La Faute, Daniel Monnat

Editions Slatkine, Genève 2020

Nous sommes en 1939, à l’aube d’un conflit mondial sans précédent. Michel, « jeune Neuchâtelois sans argent et sans pedigree » est étudiant en médecine, à Genève. Il est attiré par Oriane, belle aristocrate dont le père est un riche banquier de la ville. Mais comment se faire remarquer quand on est sans le sou ? L’argent ne fait-il pas tout ? C’est ce dont Michel est convaincu. Alors pour s’enrichir, il profite de la confiance d’un jeune couple de juifs allemands, Daniel et Judith, venus se réfugier dans le pays avec leur petite Sarah. Il vole un de leurs tableaux, dernière monnaie d’échange pour leur survie. Mais rapidement, la trahison du jeune homme lui laisse un goût amer et dès lors, il n’aura de cesse de retrouver cette famille et tenter de la sauver de l’horreur qui l’attend. Pour ce faire, il s’engage sur le front allemand de l’Est en tant que médecin, et se retrouve au cœur d’une terrible guerre qui met à feu et à sang, l’Europe et le monde.

Michel parviendra-t-il à expier sa faute ? Retrouvera-t-il ceux qu’ils considèrent un peu tard comme ses vrais amis ? Echappera-t-il à cet enfer qu’il a résolument choisi de traverser et qui le conduira dans des territoires minés par la haine du Juif ?

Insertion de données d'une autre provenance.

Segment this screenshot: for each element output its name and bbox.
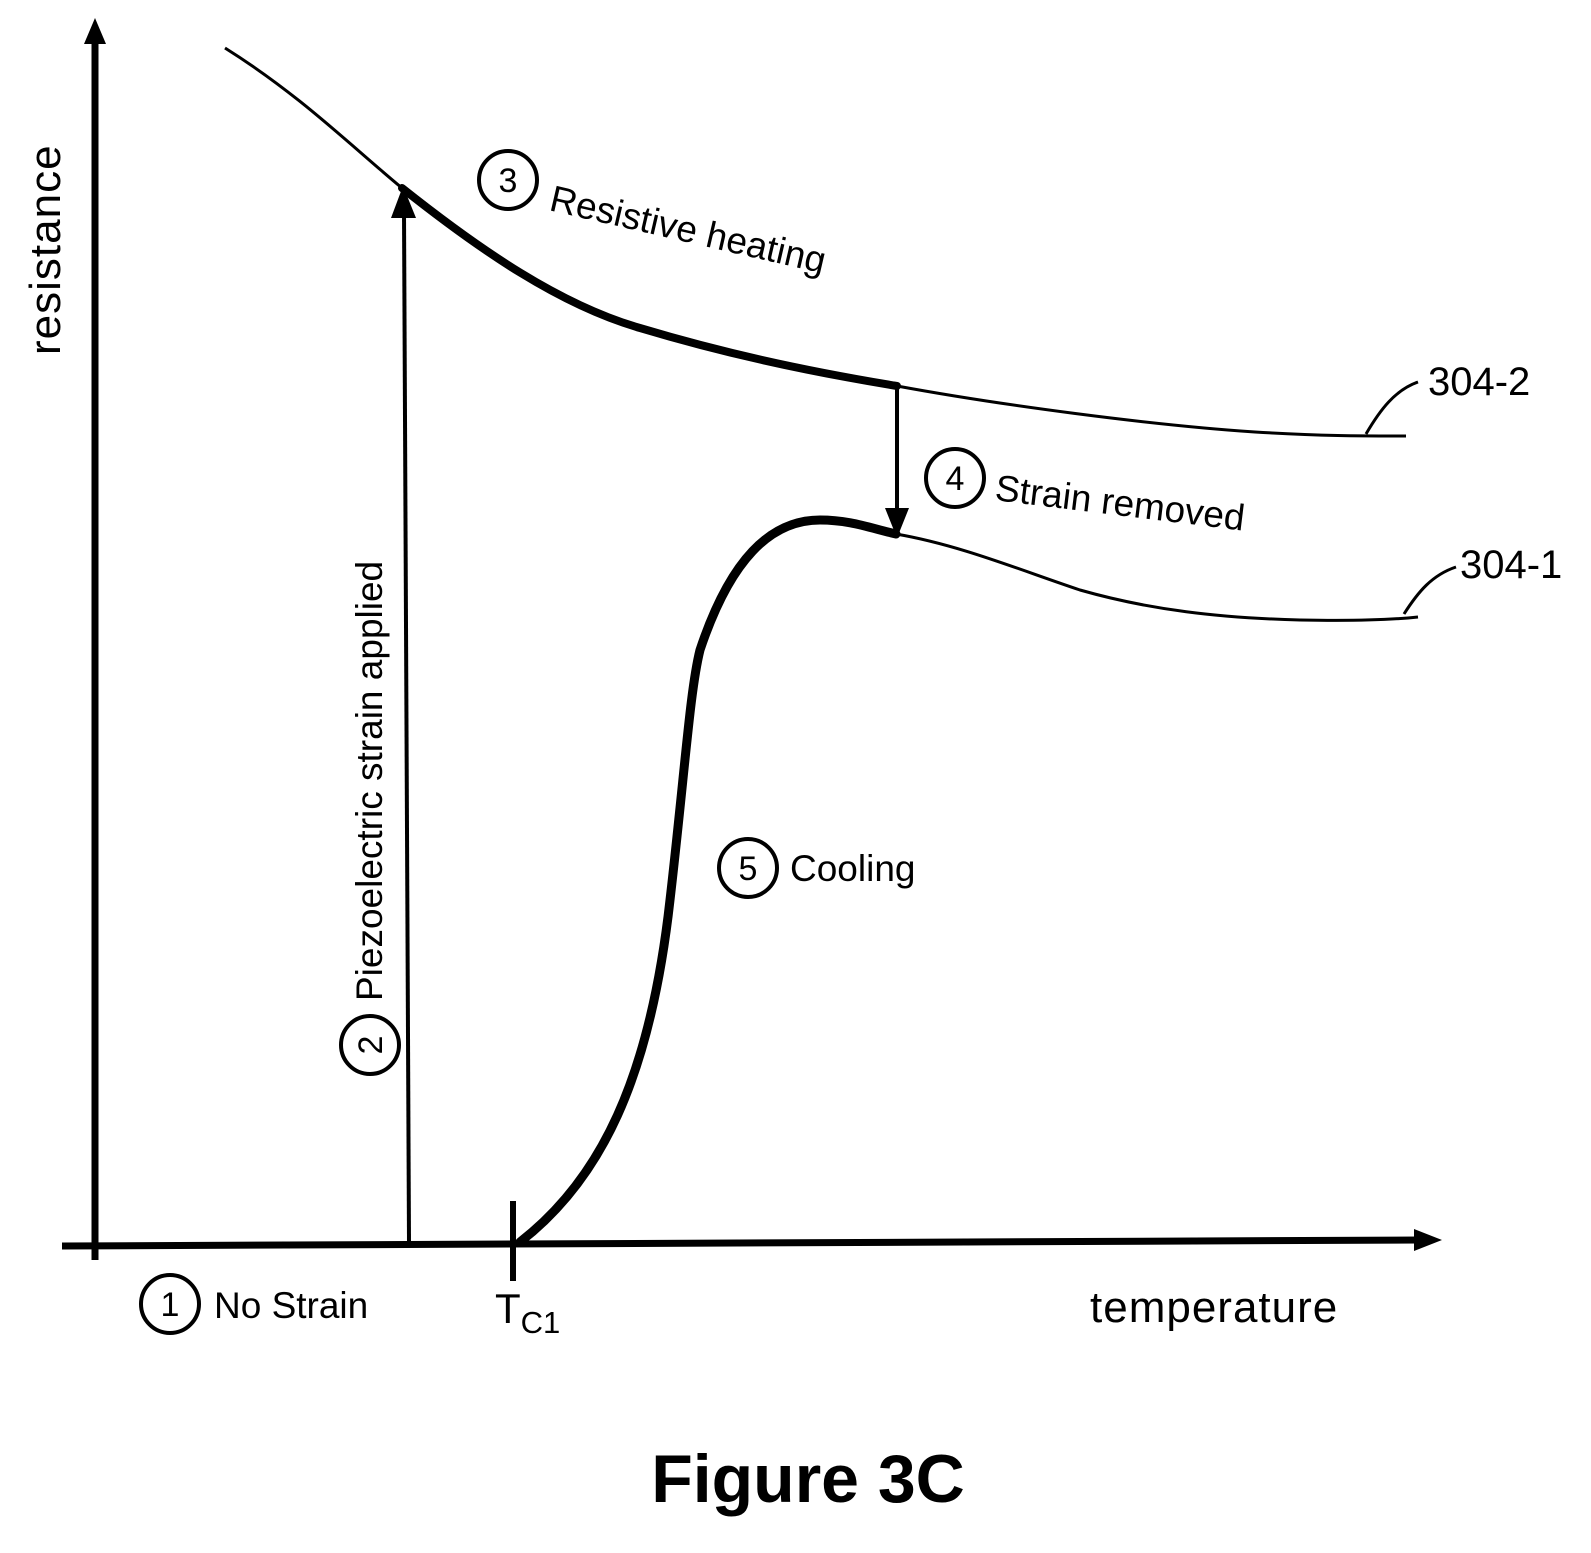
series-304-1-line	[895, 532, 1419, 622]
step-1-annotation: 1 No Strain	[139, 1273, 368, 1335]
x-axis-arrowhead	[1414, 1229, 1442, 1251]
axes	[61, 18, 1442, 1260]
step-2-circle	[339, 1014, 401, 1076]
figure-caption: Figure 3C	[651, 1441, 965, 1517]
tc1-tick: TC1	[495, 1201, 560, 1340]
x-axis-line	[61, 1236, 1421, 1250]
tc1-tick-label: TC1	[495, 1285, 560, 1340]
series-304-2-label: 304-2	[1428, 360, 1530, 404]
series-304-2-leader	[1364, 380, 1419, 435]
series-304-1-leader	[1402, 565, 1457, 615]
tc1-tick-subscript: C1	[521, 1305, 561, 1340]
strain-applied-arrowhead	[391, 186, 416, 218]
resistive-heating-path	[398, 184, 901, 390]
step-3-label: Resistive heating	[546, 178, 830, 281]
step-3-annotation: 3 Resistive heating	[477, 149, 830, 281]
step-5-label: Cooling	[790, 848, 915, 889]
step-5-annotation: 5 Cooling	[717, 837, 915, 899]
step-1-label: No Strain	[214, 1285, 368, 1326]
tc1-tick-base: T	[495, 1285, 521, 1332]
step-2-annotation: 2 Piezoelectric strain applied	[339, 561, 401, 1076]
step-2-label: Piezoelectric strain applied	[349, 561, 390, 1001]
y-axis-label: resistance	[21, 144, 70, 355]
step-1-circle	[139, 1273, 201, 1335]
step-4-annotation: 4 Strain removed	[924, 447, 1247, 539]
strain-applied-arrow	[391, 186, 416, 1243]
step-5-circle	[717, 837, 779, 899]
strain-removed-arrowhead	[885, 508, 909, 538]
step-4-label: Strain removed	[993, 467, 1247, 538]
step-4-number: 4	[946, 460, 965, 498]
strain-removed-arrow	[885, 386, 909, 538]
series-304-1-label: 304-1	[1460, 543, 1562, 587]
step-1-number: 1	[161, 1286, 180, 1324]
series-304-1: 304-1	[895, 532, 1562, 622]
step-4-circle	[924, 447, 986, 509]
x-axis-label: temperature	[1090, 1283, 1338, 1332]
step-2-number: 2	[352, 1036, 390, 1055]
cooling-path	[515, 515, 901, 1247]
step-3-circle	[477, 149, 539, 211]
series-304-2: 304-2	[224, 46, 1530, 438]
y-axis-arrowhead	[84, 18, 106, 44]
strain-applied-shaft	[402, 211, 411, 1243]
step-5-number: 5	[739, 850, 758, 888]
step-3-number: 3	[499, 162, 518, 200]
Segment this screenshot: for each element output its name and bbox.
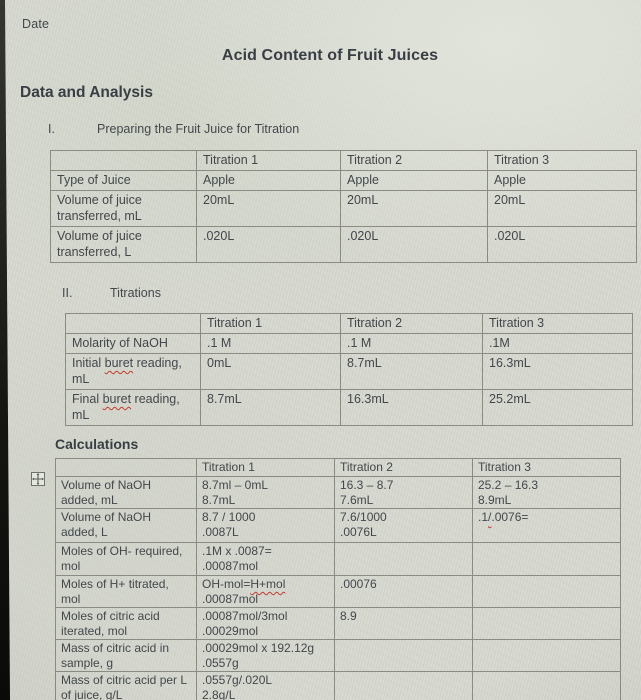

L’auteur, Daniel Monnat, entraîne le lecteur dans un roman historique, en pleine deuxième guerre mondiale où préjugés, méfiance, haine, traîtrises et dénonciations précipitent les protagonistes dans un lot de drames sordides. Cependant, malgré les événements tragiques et les atrocités qui bouleversent la vie du héros, de magnifiques qualités surgissent du plus profond de son âme. Ainsi, les profonds remords de Michel, le pousseront à dépasser la peur et l’angoisse, à surmonter le désespoir, et à tendre vers un seul but, sortir à tout prix ses amis de l’enfer des nazis.

En prime, dans ce palpitant récit, Daniel Monnat permet au lecteur de découvrir certains faits et personnages du passé qui ont contribué, d’une façon ou d’une autre, à écrire la Suisse durant cette malheureuse et éprouvante période. Mais pas seulement. Dans un tourbillon d’émotions engendrées par la ténacité et le courage d’un homme prêt à donner sa vie pour réparer sa faute, l’écriture reste rythmée jusqu’au bout et l’intrigue, haletante jusqu’au dénouement. Recension: Marylène Rittiner

Extrait pages 128-129

– Je l’ai ! J’ai le papier. Ils m’ont sélectionné. Je pars le 15 octobre.

Michel jubile et son ami Joseph a de la peine à le calmer et à le faire parler moins fort dans ce petit café des Pâquis où ils se sont retrouvés. Musy a bel et bien obtenu une place pour Michel dans la première mission sanitaire suisse sur le front russe et le jeune homme a retrouvé son moral et son enthousiasme, sûr désormais de retrouver les Tauchner et de pouvoir les aider.

– Bon d’accord, tu pars, mais comment vastu faire pour les retrouver ? Tu as un plan ? Tu parles russe ? Là-bas, c’est la guerre. Si les Allemands découvrent tes intentions, au mieux ils te renverront, au pire ils te fusilleront. Quant aux Russes, ils penseront que tu es un nazi et ils te zigouilleront tout autant.

Mis devant ces évidences, Michel voit son bel enthousiasme retomber. C’est vrai, il a franchi un grand pas en s’infiltrant dans cette mission. Mais, comme son ami le lui fait remarquer, les obstacles sont encore innombrables, insurmontables peut-être. Depuis quelques mois, il passe sans arrêt par des phases d’espoir suivies immédiatement par des accès de désespoir. Ces changements incessants d’humeur l’épuisent. Mais il a une conviction : l’action peut seule le sortir de ce marasme. Il est prêt à tout plutôt que de continuer à végéter dans ce marécage de sentiments et d’émotions contradictoires. Il estime aussi qu’il n’a pas le choix. Ce sauvetage est devenu le but de sa vie qui, sans cela, n’a plus de sens. Il sent qu’il ne peut plus reculer, même si son entreprise peut paraître suicidaire. Il a coupé les ponts avec son ancienne vie, ses ambitions, sa carrière. Son destin est là-bas, à l’Est.